Siapa pun yang mengecat dinding di sini pasti memiliki jalan imajinasi yang luar biasa. Tapi bukankah itu sistem pendidikan? Mengisi pikiran dengan fakta bahwa kita dapat browsing daripada mengajarkan kita bagaimana berpikir, mempertanyakan fakta, bereksperimen dan mengeksplorasi. Ini bukan tahun 1900 lagi, mereka tidak mempersiapkan kita untuk masuk dan keluar di pabrik.

Ah, pikiran Anzu mulai meracau lagi, dan ini hanya warna dari tembok!

Suara berdeham membuat para siswa segera menempati tempat duduk membuat kelas menjadi diam. Guru itu memiliki tanda seperti elang. Bahkan hidungnya melengkung macam paruh. Dia memiliki mata biru pucat yang mampu membekap dalam es, jika kamu berani tidak setuju atau berbicara tidak pada gilirannya. Dia kurus; sekurus tongkat sihir, sehingga sulit membayangkan dia makan banyak–setidaknya ia memang menyeka bibirnya yang sempit setiap habis gigitan. Rambutnya tak begitu pirang seperti cokelat yang dicuci–tidak bisa diganggu untuk menjadi warna lain sama sekali. Seperti banyak wanita seusianya dia memotongnya untuk menyembunyikan kurangnya volumenya. Tidak mungkin di dunia ini wanita ini memiliki kehidupan rumah tangga yang bahagia. Jika dia punya suami mungkin akan dikecam. Setiap gerakan yang ia lakukan mengkhianati kefrustrasian internal di dalam dirinya. Di kelas dia adalah monster yang dirantai–terikat oleh peraturan dan ketetapan. Satu abad yang lalu dia pasti pernah brutal dengan sebuah tongkat, Anzu yakin.

Malangnya lagi pelajaran pertama adalah matematika.

Satu jam berlalu, dan guru tersebut masih mengajar. Anzu melirik ke arah jam tangan–45 menit lagi dia bisa keluar dari kelas ini, yangmendengar gurunya saja sudah membuat Anzu mengantuk; baru saja ia memejamkan mata, gurunya mendepak papan tulis membuat Anzu tersentak dan memaksakan diri untuk membuka mata.

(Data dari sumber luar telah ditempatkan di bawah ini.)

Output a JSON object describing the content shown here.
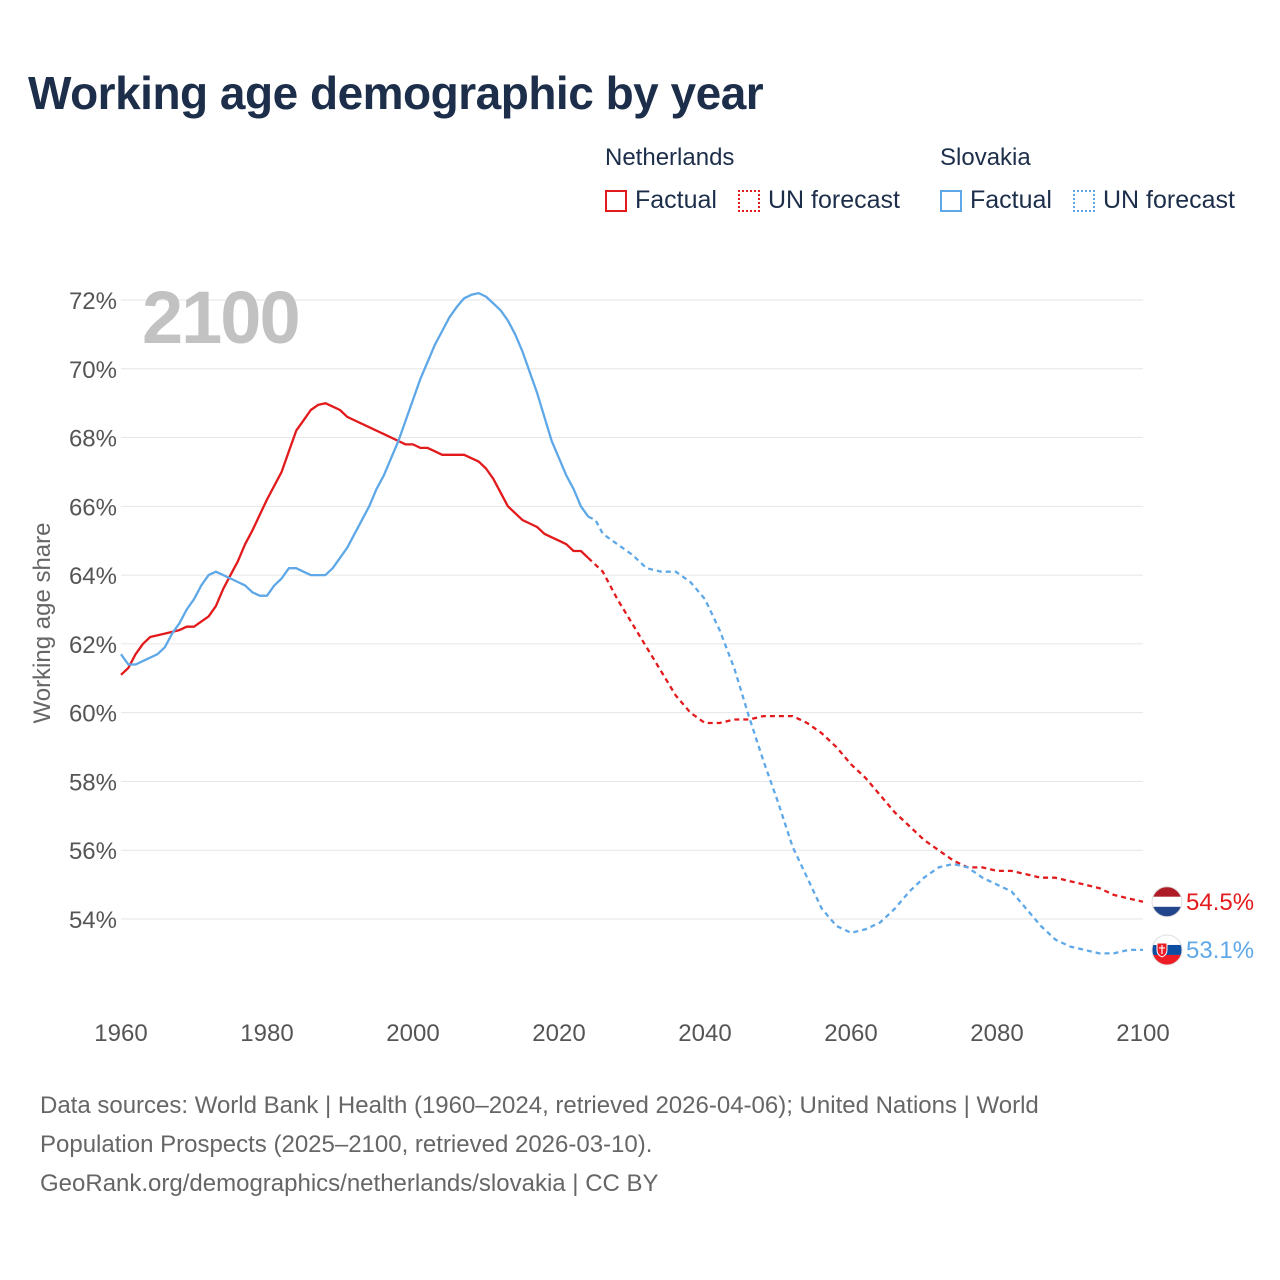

Atem yang duduk di sebelah Anzu melihat keadaan tersebut. Diam-diam mengambil permen dari sakunya. Perlahan menaruhnya di meja Anzu.

Anzu yang melihat gestur tersebut merasa hatinya sedikit berdesir, dan secara tak sadar senyum kecil merekah dari wajahnya. Ia mengucapkan terima kasih yang lembut hampir tak terdengar. Namun, Atem menangkap kata tersebut dan mengucapkan;

"Sama-sama."

Suaranya tidak seperti yang pernah Anzu dengar sebelumnya. Itu terdengar seperti drum, tapi lebih dalam. Itu halus, seperti mentega, tetapi bisa menyerupai bebatuan atau es krim penuh kacang. Nada suaranya sedalam matahari di tengah malam. Hati Anzu sekali lagi berdesir. Sungguh dirinya bertanya-tanya mengapa hatinya berdebar? Ini kan hanya gestur biasa antara teman.

Iya, 'kan?

Bel berbunyi menandakan waktu istirahat. Anzu duduk di bawah pohon sakura sambil memakan bento yang ia buat sendiri sambil merenung. Sungguh ia tak dapat mengeluarkan Atem dari pikirannya. Apa yang membuat dia spesial? Mata ungu yang bisa melihat jiwa? Atau suara baritone yag bisa membuat hati luluh?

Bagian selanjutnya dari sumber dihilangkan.